A ilusão é tanto eficaz dependendo da capacidade de difusão de quem a conta.

12/08/2021

 Bolsonaro sugere o uso de produto do chamado 'kit covid'

Leonardo Sakamoto- Colunista do UOL

11/08/2021 17h24

O faturamento da Vitamedic com a venda de ivermectina, usada erroneamente no tratamento da covid-19, saltou de R$ 15,7 milhões, em 2019, para quase R$ 470 milhões no ano passado. O laboratório deveria ser grato e mandar umas latas de leite condensado a Jair Bolsonaro, garoto-propaganda do produto. Se foi um trabalho voluntário ou não, é a CPI da Covid quem deve investigar.

O laboratório admitiu que não fez estudos para atestar a eficácia do produto (originalmente contra sarna, vermes e piolhos) contra a covid, mas, mesmo assim, gastou R$ 717 mil em anúncios que defendiam a mentira de que tratamento precoce com ivermectina funciona.

Isso é mais uma evidência de que a sabotagem perpetrada pelo presidente da República nas medidas de combate à doença (ridicularizando vacinas, atacando isolamento social, promovendo a fraude do kit covid) permitiu que muita gente faturasse um bom cascalho. Em outras palavras, que fizesse da morte em massa um bom negócio. Em depoimento à CPI da Covid, nesta quarta (11), Jailton Barbosa, diretor da empresa, reconheceu aumento de 60% no preço do medicamento. Credita a elevação à variação no dólar e ao crescimento de custos internos relacionados à pandemia. E afirmou que não vendeu o produto ao Ministério da Saúde, mas despejou diretamente nas prefeituras. 

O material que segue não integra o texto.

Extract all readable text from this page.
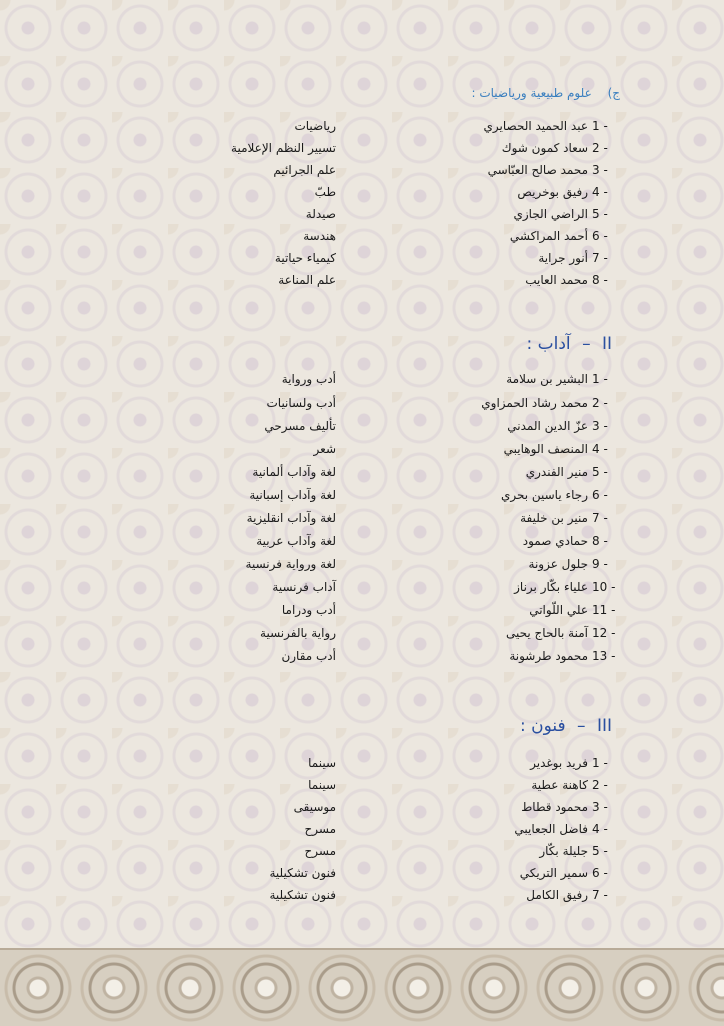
ج) علوم طبيعية ورياضيات :
1 -
عبد الحميد الحصايري
رياضيات
2 -
سعاد كمون شوك
تسيير النظم الإعلامية
3 -
محمد صالح العبّاسي
علم الجرائيم
4 -
رفيق بوخريص
طبّ
5 -
الراضي الجازي
صيدلة
6 -
أحمد المراكشي
هندسة
7 -
أنور جراية
كيمياء حياتية
8 -
محمد العايب
علم المناعة
II – آداب :
1 -
البشير بن سلامة
أدب ورواية
2 -
محمد رشاد الحمزاوي
أدب ولسانيات
3 -
عزّ الدين المدني
تأليف مسرحي
4 -
المنصف الوهايبي
شعر
5 -
منير الفندري
لغة وآداب ألمانية
6 -
رجاء ياسين بحري
لغة وآداب إسبانية
7 -
منير بن خليفة
لغة وآداب انقليزية
8 -
حمادي صمود
لغة وآداب عربية
9 -
جلول عزونة
لغة ورواية فرنسية
10 -
علياء بكّار برناز
آداب فرنسية
11 -
علي اللّواتي
أدب ودراما
12 -
آمنة بالحاج يحيى
رواية بالفرنسية
13 -
محمود طرشونة
أدب مقارن
III – فنون :
1 -
فريد بوغدير
سينما
2 -
كاهنة عطية
سينما
3 -
محمود قطاط
موسيقى
4 -
فاضل الجعايبي
مسرح
5 -
جليلة بكّار
مسرح
6 -
سمير التريكي
فنون تشكيلية
7 -
رفيق الكامل
فنون تشكيلية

 No final, mesmo com as desculpas, ficou claro que a empresa sabia estar lucrando em cima de um naco da população que acredita que o remédio evita mortes. Essa crença levou muita gente a procurar atendimento médico só quando era tarde demais

Essa expansão comercial contou com uma ajudinha. O presidente Jair Bolsonaro atuou como garoto-propaganda informal do uso do vermífugo da Vitamedic, recomendando-o em lives e em entrevistas, para o tratamento da covid-19. O então Ministério da Saúde do general Eduardo Pazuello chegou a enviar terraplanistas biológicos para pressionar a Prefeitura de Manaus a distribuir hidroxicloroquina e ivermectina. E deixou de monitorar um insumo que realmente faria a diferença, o oxigênio. Com isso, uma catástrofe atingiu a cidade e muitas pessoas morreram sufocadas.

Na esmagadora maioria dos casos, nosso sistema imunológico é capaz de dar conta da doença, produzindo anticorpos e eliminando o coronavírus. 

Ao apontar um remédio ineficaz como solução para casos leves, o presidente, na verdade, tenta roubar o mérito por algo que o organismo já faria por conta própria. 

E isso cola em uma parte desavisada da população. 

Afinal, o que tem mais a cara de ser responsável por vencer uma guerra contra uma doença mortal: estruturas microscópicas que cada um tem dentro de si, os glóbulos brancos, ou um produto milagroso distribuído com pompa e circunstância pelo sistema de saúde que é alvo de elogios semanais do presidente em suas lives?

"Ah, mas tem os que morrem? Bem, como o próprio Jair diz sempre, todo mundo morre um dia."

A questão é que a ivermectina também tem efeitos colaterais, como foi bem lembrado na CPI da Covid. E pessoas tiveram problemas no fígado por conta do uso de um medicamento receitado, de forma charlatã, pelo presidente da República. O que levou a um laboratório a faturar centenas de milhões de reais.

A Sociedade Brasileira de Infectologia, a Sociedade Brasileira de Pneumologia e Tisiologia, a Associação de Medicina Intensiva Brasileira, a Agência Nacional de Vigilância Sanitária (Anvisa) e a Organização Mundial de Saúde (OMS), ou seja, quem representa o pessoal que está na linha de frente, afirmam que não há tratamento precoce contra a covid.

Até a Merck, empresa farmacêutica que produziu inicialmente a ivermectina, divulgou um comunicado afirmando que seus cientistas procuraram, mas não encontraram evidências que justificassem o emprego do medicamento no tratamento da covid-19. 

Atribui-se a Joseph Goebbels, ministro da Propaganda na Alemanha nazista, a ideia de que uma mentira repetida várias vezes se torna verdade. Ou, como dizem os psicólogos, uma ilusão da verdade. 

A ilusão é tanto eficaz quanto a propensão de grupos de nela acreditarem. E, claro, da capacidade de difusão de quem a conta.

 Propagada por um presidente da República, a mentira pode se tornar onipresente. A ponto de ser encarada como mais um detalhe na paisagem. Assim como a morte, em uma pandemia, em um país sem governo.